New Museum curator Eungie Joo has assembled an impressive array of new works from over fifty artists and collectives for The Ungovernables, this year’s edition of the museum’s triennial. While civil dissent and social criticism emerge as central leitmotifs, some sub-themes are beginning to surface in the show. Entropy seems to be on several of the artists’ minds. Many of the works draw on ideas of collapse and decay, or the failure of monumentality and inflated cultural mythologies. In its position as both site-specific installation and automatic ruin Adrián Villar Rojas’ massive clay sculpture A person loved me hints at the inevitable collapse of civilization and its architectural feats. Iman Issa’s Material series offers ad hoc antidotes to obsolete civic monuments, while Minam Apang’s How the wind was born series points to the malformation of elaborate cultural mythologies.

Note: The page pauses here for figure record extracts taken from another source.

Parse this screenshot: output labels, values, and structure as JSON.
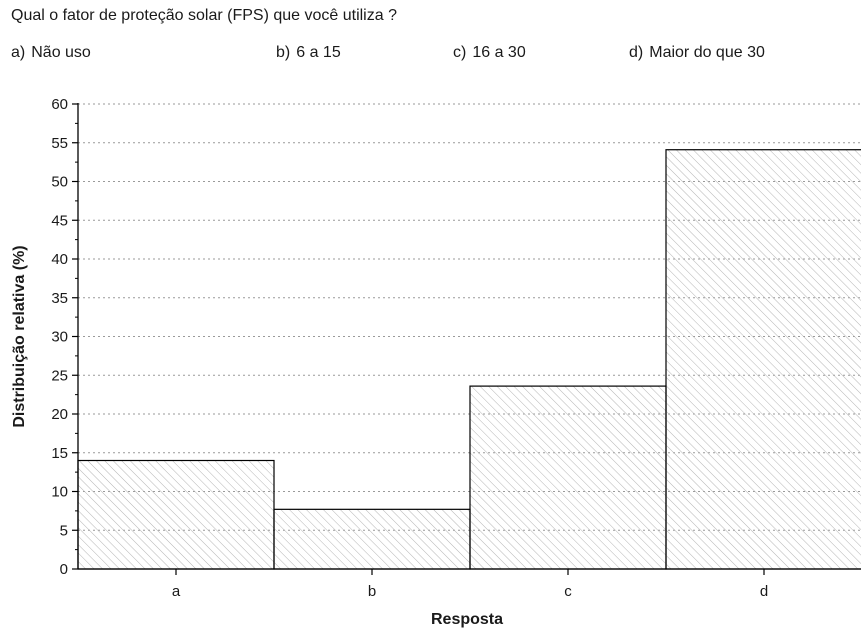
{
  "survey": {
    "question": "Qual o fator de proteção solar (FPS) que você utiliza ?",
    "options": [
      {
        "letter": "a)",
        "text": "Não uso"
      },
      {
        "letter": "b)",
        "text": "6 a 15"
      },
      {
        "letter": "c)",
        "text": "16 a 30"
      },
      {
        "letter": "d)",
        "text": "Maior do que 30"
      }
    ]
  },
  "chart_data": {
    "type": "bar",
    "categories": [
      "a",
      "b",
      "c",
      "d"
    ],
    "values": [
      14.0,
      7.7,
      23.6,
      54.1
    ],
    "xlabel": "Resposta",
    "ylabel": "Distribuição relativa (%)",
    "ylim": [
      0,
      60
    ],
    "yticks": [
      "0",
      "5",
      "10",
      "15",
      "20",
      "25",
      "30",
      "35",
      "40",
      "45",
      "50",
      "55",
      "60"
    ],
    "grid": true,
    "bar_fill": "hatched",
    "colors": {
      "bar_edge": "#000000",
      "hatch": "#b5b5b5",
      "grid": "#9a9a9a"
    }
  }
}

Complementing this thread is a focus on the ephemeral with several artists incorporating transient, or overlooked materials into their pieces. Mariana Telleria has created an exquisite homage to the found object and the quotidian in her Días en que todo es verdad / Days of Truth. Abigail DeVille’s Dark Day and Cinthia Marcelle and Tiago Mata Machado’s O Século [The Century] both deal with the afterlife of material glut, while the useless stack of Zimbabwean currency in Pratchaya Phinthong’s What I learned I no longer know; the little I still know, I guessed draws on a similar idea of ruptured decadence.
While some eyes may roll with regard to the show’s implied recalcitrance within the museum framework, the Triennial’s commitment to representing a cross-section of international emerging artists who are actively working to construct culture, rather than merely commenting upon it, is readily apparent. Many of the works in The Ungovernables underscore Ernst Fischer’s sentiment that “in a decaying society, art, if it is truthful, must also reflect decay. And unless it wants to break faith with its social function, art must show the world as changeable. And help to change it.” More themes are certain to surface as collaborative projects, public programs and site-specific installations and actions are introduced into the show.